L’un des plus grands péchés contre l’esprit consiste à sous-estimer la durée sans laquelle rien ne s’accomplit. Même si la prophétie optimiste de la fin de l’histoire devait se réaliser un jour, je ne crois pas que vous en serez les témoins. Vous vivrez, vous aussi, dans un monde où coexisteront des riches et des pauvres, des idéologies antagonistes. Avec l’abolition des distances et le brassage de tout ce qui peut bouger, vous verrez sans doute de plus en plus de riches parmi les pauvres et de pauvres parmi les riches. De même, les idéologies s’affronteront en tout lieu. Nous entrons dans l’ère de la microgéopolitique, comme dirait Yves Lacoste. Je crois en particulier que ce que les hommes de ma génération appelaient le clivage Nord-Sud va changer de nature. Il ne s’agira plus d’un clivage simplement géographique, sauf dans les endroits les plus malheureux de la planète qui ne parviendront pas à décoller, comme le Bangladesh ou une partie de l’Afrique. Si cette vue se confirmait, les implications seraient immenses. Un seul exemple : en matière de sécurité, les questions de police prendraient de plus en plus d’importance par rapport aux questions militaires.
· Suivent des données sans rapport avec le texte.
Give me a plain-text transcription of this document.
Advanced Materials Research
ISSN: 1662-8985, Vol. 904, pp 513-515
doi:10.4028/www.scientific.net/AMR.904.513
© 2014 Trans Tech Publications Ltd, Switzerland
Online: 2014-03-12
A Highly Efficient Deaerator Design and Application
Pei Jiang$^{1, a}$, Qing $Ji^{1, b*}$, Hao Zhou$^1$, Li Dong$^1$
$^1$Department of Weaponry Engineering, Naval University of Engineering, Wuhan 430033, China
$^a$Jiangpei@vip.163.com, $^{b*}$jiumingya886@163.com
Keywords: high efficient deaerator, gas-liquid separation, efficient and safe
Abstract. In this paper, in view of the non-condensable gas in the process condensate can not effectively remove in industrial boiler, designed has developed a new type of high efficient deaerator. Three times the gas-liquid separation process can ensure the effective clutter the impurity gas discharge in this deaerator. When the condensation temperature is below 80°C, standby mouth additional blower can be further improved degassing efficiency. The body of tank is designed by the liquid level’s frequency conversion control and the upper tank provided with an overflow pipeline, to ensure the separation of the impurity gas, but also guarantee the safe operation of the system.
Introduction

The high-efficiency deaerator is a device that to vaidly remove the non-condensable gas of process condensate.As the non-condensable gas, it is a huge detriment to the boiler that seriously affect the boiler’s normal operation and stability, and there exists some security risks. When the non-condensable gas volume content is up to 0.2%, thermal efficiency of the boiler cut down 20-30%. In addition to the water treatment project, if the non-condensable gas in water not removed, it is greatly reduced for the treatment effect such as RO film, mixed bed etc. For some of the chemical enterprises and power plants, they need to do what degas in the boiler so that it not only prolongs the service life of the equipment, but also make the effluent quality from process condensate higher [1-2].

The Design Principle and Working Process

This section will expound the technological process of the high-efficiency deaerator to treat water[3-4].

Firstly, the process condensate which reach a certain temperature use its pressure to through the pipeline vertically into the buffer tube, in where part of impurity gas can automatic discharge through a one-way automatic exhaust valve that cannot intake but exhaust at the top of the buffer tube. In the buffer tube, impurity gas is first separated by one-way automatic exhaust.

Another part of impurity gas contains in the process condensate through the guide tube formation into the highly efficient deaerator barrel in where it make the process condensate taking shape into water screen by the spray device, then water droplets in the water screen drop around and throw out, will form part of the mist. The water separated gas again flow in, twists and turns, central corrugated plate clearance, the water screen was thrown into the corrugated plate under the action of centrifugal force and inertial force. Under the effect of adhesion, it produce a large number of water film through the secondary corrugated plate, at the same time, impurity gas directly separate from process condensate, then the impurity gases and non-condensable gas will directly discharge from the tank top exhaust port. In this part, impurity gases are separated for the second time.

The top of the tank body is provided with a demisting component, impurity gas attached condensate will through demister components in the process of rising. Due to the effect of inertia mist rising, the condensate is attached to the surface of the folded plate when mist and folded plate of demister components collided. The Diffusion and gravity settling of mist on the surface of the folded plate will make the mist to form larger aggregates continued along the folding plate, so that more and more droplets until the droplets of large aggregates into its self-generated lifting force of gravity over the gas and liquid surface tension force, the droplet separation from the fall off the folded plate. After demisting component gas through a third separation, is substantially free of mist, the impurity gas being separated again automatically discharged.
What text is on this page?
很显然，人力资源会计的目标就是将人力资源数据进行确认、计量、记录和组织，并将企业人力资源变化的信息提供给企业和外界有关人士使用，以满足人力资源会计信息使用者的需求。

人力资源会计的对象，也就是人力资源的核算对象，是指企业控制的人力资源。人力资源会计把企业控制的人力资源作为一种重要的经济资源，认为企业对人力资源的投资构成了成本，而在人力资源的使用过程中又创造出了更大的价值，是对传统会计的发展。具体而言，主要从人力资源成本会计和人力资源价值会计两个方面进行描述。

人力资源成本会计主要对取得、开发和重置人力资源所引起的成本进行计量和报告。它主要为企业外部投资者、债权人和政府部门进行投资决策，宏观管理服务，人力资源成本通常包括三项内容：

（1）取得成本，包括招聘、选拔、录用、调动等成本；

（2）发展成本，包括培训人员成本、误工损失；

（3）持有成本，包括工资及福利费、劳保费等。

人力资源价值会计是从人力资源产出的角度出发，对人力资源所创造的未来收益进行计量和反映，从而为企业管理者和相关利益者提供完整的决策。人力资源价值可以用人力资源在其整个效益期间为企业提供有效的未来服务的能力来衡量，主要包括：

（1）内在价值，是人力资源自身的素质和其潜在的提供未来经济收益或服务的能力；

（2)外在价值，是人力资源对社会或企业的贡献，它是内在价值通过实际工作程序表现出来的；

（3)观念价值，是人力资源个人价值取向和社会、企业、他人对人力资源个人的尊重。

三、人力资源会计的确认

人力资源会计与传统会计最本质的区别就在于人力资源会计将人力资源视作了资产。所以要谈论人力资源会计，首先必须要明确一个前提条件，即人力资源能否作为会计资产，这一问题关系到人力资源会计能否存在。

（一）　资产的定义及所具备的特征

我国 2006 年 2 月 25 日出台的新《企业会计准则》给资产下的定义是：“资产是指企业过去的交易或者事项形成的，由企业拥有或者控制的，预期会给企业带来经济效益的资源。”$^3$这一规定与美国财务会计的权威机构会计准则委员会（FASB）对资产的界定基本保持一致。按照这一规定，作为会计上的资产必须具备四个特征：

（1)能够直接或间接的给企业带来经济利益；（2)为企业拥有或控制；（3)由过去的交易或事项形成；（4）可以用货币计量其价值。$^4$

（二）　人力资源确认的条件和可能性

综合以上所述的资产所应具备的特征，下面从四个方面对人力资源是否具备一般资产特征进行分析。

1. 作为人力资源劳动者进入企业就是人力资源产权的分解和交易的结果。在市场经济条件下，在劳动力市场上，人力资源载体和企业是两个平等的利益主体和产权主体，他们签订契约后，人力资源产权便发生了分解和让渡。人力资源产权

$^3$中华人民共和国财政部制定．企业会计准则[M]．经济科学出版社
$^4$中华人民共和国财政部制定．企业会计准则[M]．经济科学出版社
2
Je reviens maintenant au point de départ. Je situais en 1989 la fin de notre siècle. Vous pourriez préférer décembre 1991, date de la dissolution de l’Union soviétique. Avec l’URSS, le marxisme-léninisme, l’une des plus monstrueuses excroissances idéologiques de ce siècle, qui a aussi été la plus durable, est morte. Avec elle, l’Empire russe, œuvre des tsars, s’est effondré, comme l’Empire austro-hongrois et l’Empire ottoman ont disparu sous les décombres de la Grande Guerre. Du coup, tout le jeu de l’Europe, qui paraissait si fermé, est désormais rouvert. Les frontières, que l’on croyait immuables, sont remises en question. Les querelles de nationalités qui, lorsque j’étais en classe, semblaient appartenir à un lointain passé, éclatent à nouveau, comme des volcans qui se réveillent après de longues accalmies. La barbarie est à nouveau à nos portes. Chacun est tenté de prendre parti, et les conflits tendent ainsi à s’internationaliser, comme au XIXe siècle. Au moment où je vous parle, rien ne permet cependant de prévoir un engrenage comparable à ceux qui conduisirent aux deux guerres mondiales. Les conditions sont, heureusement, trop différentes. Mais qui pourrait affirmer que, dans ces cinq décennies qui seront vraiment les vôtres, un cataclysme géopolitique ne se produira pas ? S’il y a une chose que l’histoire enseigne, y compris la plus récente, c’est bien que, sur une telle durée, aucun, je dis bien aucun progrès n’est irréversible. Il suffirait, diraient certains, d’introduire partout le libéralisme politique et économique : tel fut le rêve wilsonien au lendemain de la Grande Guerre, un rêve qui imprègne aujourd’hui encore si fortement la politique étrangère américaine. Mais l’histoire est tragique. Les peuples s’embrasent dans les difficultés. Les passions sont contagieuses. Les idéologies naissent et s’emparent des êtres, surtout des jeunes à la recherche d’aventures et d’absolu, qui ont besoin d’investir leur énergie dans ce qu’ils pensent être de grandes causes. Dans la Chine de la Révolution culturelle, les gardes rouges avaient votre âge. Ainsi en fut-il du bolchevisme et des fascismes ; ainsi en est-il aujourd’hui des fondamentalismes islamiques.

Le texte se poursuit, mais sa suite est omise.